Retinitis pigmentosa
A generic term describing a variety of retinal degenerations, including choroidal degenerations, diseases of either type of photoreceptors, and syndromes involving other organ systems (e.g., Laurence-Moon-Biedl and Alström syndromes in which progressive retinal degeneration is associated with obesity and other systemic dysfunctions) (Plate 8–9). Most patients with retinitis pigmentosa experience a severe visual deficit at an early age.
Retinoblastoma
The most important cause of unilateral or bilateral leukocoria, retinoblastoma occurs in 1 in 15,000 births and often is also present with a strabismus or a red eye (Plate 8–10). The gene for this condition is located on the long arm of chromosome 13. Retinoblastoma is most curable if diagnosed early. Later death from a second malignancy is a major concern in bilateral and autosomal dominant familial cases.

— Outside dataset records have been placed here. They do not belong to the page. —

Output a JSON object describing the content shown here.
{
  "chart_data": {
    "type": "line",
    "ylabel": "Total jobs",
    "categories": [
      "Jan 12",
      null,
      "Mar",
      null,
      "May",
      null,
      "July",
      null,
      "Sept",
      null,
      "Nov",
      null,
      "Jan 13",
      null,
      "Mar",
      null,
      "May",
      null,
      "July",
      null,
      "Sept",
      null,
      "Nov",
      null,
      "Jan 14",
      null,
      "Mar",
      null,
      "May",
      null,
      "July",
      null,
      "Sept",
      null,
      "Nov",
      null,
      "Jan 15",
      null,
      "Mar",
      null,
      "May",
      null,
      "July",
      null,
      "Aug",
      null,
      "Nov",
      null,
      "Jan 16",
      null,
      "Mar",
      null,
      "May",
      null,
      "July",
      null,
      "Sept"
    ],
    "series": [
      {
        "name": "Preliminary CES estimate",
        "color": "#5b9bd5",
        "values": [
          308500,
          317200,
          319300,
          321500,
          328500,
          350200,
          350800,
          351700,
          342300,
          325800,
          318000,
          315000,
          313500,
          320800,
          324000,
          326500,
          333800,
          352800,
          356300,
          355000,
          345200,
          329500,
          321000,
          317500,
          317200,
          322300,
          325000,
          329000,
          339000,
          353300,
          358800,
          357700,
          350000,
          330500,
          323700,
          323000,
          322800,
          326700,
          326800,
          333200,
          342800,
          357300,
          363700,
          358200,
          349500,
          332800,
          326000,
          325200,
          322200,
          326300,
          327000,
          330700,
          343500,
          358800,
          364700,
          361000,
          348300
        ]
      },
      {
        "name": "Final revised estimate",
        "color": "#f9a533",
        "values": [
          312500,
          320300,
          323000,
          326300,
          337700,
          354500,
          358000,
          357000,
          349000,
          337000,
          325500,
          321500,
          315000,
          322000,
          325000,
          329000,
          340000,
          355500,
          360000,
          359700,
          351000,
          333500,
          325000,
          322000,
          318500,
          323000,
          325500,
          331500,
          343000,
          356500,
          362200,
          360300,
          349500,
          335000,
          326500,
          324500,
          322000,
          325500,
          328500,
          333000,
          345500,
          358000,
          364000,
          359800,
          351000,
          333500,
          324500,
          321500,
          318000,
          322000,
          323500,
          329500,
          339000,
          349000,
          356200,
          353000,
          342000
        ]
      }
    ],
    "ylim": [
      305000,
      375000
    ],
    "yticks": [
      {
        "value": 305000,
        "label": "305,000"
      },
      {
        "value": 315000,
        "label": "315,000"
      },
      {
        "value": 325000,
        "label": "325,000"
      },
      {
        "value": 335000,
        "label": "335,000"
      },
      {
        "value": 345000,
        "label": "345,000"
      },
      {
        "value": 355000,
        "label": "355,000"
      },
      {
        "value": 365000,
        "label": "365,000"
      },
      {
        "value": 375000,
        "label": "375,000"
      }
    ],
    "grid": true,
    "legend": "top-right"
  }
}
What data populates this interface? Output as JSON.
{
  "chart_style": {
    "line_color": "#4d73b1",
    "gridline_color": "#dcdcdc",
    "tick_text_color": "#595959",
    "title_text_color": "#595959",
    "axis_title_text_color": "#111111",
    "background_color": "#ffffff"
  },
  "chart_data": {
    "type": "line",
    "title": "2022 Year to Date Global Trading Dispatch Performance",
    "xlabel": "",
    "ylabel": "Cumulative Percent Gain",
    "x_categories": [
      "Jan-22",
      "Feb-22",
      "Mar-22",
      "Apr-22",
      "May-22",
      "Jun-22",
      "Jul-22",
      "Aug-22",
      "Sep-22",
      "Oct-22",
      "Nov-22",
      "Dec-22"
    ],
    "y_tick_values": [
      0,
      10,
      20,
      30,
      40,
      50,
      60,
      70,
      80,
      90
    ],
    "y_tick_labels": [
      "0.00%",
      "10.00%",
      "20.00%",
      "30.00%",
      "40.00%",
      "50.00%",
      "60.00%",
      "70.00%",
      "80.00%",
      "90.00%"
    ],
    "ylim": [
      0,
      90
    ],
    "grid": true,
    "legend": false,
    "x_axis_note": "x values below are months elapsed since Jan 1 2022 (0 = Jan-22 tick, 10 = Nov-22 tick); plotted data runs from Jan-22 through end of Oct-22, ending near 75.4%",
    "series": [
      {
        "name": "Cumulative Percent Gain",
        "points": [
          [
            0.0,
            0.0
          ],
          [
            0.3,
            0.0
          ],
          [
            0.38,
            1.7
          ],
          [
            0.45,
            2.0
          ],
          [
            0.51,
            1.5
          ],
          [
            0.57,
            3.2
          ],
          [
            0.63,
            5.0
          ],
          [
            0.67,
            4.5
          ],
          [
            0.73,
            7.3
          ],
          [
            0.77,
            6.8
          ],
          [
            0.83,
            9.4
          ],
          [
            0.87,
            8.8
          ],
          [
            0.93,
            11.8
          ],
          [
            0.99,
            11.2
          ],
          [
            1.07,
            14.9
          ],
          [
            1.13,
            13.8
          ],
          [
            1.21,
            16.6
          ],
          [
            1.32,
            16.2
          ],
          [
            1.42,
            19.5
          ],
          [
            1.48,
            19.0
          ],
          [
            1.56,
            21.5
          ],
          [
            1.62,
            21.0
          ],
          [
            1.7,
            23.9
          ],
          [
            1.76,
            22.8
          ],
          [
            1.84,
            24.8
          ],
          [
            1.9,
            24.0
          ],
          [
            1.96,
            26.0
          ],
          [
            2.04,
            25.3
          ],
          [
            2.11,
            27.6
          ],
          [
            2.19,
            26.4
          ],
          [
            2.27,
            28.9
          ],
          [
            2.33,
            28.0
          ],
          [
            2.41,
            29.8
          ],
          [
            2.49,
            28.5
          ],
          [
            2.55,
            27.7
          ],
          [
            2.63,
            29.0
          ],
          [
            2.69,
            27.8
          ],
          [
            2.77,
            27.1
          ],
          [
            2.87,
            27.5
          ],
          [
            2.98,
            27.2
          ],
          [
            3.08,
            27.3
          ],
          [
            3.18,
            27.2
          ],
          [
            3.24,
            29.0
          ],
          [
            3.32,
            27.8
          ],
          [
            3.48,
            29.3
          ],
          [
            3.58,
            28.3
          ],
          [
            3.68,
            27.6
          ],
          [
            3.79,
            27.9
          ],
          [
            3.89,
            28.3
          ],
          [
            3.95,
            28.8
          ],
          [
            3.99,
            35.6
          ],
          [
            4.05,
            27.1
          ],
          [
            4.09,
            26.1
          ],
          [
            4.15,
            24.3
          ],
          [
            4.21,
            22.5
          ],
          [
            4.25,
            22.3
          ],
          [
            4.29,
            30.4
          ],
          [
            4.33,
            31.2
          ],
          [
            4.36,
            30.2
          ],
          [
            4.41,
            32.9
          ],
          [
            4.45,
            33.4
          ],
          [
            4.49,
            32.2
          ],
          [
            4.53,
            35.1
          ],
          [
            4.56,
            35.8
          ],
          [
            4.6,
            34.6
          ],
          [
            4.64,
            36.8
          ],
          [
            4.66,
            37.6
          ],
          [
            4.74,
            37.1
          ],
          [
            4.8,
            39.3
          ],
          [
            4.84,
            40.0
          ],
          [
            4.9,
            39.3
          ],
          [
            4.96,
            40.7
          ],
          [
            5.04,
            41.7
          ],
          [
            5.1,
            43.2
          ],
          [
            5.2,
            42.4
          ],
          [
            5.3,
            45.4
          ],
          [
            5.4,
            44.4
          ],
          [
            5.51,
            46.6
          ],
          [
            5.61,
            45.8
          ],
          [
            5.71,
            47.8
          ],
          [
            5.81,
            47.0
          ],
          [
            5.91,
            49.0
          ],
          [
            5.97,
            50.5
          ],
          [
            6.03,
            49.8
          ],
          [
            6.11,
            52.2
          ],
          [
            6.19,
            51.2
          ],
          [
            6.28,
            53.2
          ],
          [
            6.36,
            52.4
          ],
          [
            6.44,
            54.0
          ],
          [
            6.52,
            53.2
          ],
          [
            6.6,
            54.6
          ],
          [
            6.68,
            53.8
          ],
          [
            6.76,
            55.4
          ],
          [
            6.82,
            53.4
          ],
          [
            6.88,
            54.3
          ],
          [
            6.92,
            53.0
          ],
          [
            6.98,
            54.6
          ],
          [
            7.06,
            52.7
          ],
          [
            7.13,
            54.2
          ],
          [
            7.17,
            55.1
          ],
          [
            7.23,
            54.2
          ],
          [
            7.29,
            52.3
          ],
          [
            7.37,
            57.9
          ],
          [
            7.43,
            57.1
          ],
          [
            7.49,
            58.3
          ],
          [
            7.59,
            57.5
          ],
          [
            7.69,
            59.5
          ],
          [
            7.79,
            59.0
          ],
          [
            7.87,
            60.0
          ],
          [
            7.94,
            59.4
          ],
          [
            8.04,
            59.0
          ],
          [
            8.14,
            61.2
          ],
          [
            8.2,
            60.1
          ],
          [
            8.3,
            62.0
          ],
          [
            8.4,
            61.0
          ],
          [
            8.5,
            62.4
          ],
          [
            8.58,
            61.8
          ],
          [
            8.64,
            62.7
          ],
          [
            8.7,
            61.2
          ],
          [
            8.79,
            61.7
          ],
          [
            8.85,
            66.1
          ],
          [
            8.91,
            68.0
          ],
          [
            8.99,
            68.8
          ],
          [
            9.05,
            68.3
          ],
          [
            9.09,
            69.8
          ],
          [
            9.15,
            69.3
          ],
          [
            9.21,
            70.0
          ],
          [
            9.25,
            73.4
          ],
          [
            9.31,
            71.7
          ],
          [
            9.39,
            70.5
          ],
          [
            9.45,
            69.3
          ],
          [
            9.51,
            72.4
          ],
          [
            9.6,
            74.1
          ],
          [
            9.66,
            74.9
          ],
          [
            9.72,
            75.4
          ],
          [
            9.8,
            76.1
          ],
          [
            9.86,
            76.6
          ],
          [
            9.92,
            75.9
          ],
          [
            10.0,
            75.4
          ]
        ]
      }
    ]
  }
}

Retinopathy of prematurity (ROP)
A proliferative disease of the retina in small premature babies that involves abnormal vessels and glial tissue, ROP can lead to blindness through scarring and tractional retinal detachment. In such rare advanced untreated cases, ROP can be the cause of leukocoria in smaller eyes. The growing incidence of this condition parallels the improving survival rate for low-birth-weight infants. Eighty percent of cases of ROP resolve alone. New, early, aggressive detection and treatment protocols are designed to prevent scarring and preserve vision.
Rhabdomyosarcoma
A very aggressive malignancy of embryonal muscle tissue found in the orbit. It must be differentiated from orbital cellulitis (see earlier definition). Rhabdomyosarcoma manifests as an acute red swollen eye. It is curable with irradiation and chemotherapy, which preserve vision in 80% of cases.
Strabismus
Any deviation of the eyes away from their common alignment toward the object of regard. The misalignment can be horizontal, vertical, or torsional. A comitant strabismus measures the same in all positions of gaze and normally excludes a paralytic or myogenic cause for the deviation.